When the economy is good, support of the fire department is usually high. However, when the economy makes a downward turn, local decision makers must make tough choices. This workshop is intended to prepare fire service leaders with the information and tools necessary to compete when threatened by privatization.

   EM-8-B:  Fire and EMS Operations in Canada

This workshop is intended to present fire-based EMS models as well as provide an update on ambulance resource problems, including excessive response times and service blackouts that are plaguing a number of Canadian cities. This workshop will also focus on efforts at the provincial level to urge government officials to consider utilizing the existing resources of fire departments to address these ongoing problems.

   EM-9-B:  Marketing a Fire-Based System

This workshop is intended to teach participants how to market fire-based EMS response as one of the essential public safety functions provided by the fire service in support of community health, security and prosperity. Participants will learn how to use the attributes of fire-based EMS to protect or enhance current service provisions. In this time of economic crisis, as federal, state, and local governments contemplate cutbacks and downsizing, their strategic plan should consider an "all hazards" emergency response system and fire-based EMS should be included in those considerations.

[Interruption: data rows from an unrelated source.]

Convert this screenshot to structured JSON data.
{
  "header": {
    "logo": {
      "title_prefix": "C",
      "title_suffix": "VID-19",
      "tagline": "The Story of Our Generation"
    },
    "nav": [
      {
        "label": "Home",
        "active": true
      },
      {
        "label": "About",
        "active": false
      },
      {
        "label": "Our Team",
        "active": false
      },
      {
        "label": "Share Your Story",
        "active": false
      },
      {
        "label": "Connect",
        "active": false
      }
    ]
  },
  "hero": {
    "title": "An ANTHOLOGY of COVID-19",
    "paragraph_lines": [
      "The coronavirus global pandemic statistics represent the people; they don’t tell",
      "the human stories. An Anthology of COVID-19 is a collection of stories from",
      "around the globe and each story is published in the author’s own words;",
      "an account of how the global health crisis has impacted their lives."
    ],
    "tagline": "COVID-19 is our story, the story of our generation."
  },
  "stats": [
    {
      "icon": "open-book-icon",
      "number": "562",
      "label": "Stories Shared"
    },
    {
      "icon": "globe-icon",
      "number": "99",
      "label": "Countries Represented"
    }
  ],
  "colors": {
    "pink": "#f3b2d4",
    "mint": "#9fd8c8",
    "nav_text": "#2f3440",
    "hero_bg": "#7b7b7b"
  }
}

*Schedule is subject to change due to speaker availability and scheduling conflict.

Attention Certified Peer Fitness Trainers and EMS Personnel:
IAFF/IAFC/ACE certified PFTs are eligible to earn CEUs for attending the health, safety and EMS Conference. There are also workshops that PFTs can take to earn additional CEUs. Contact the IAFF for more information. EMTs and Paramedics are eligible for CE credit for several workshops offered. These CEUs will be awarded by Kaplan Continuing Education and will be approved by the Continuing Education Coordinating Board for EMS (CECBEMS). See workshop agenda onsite for qualifying workshops.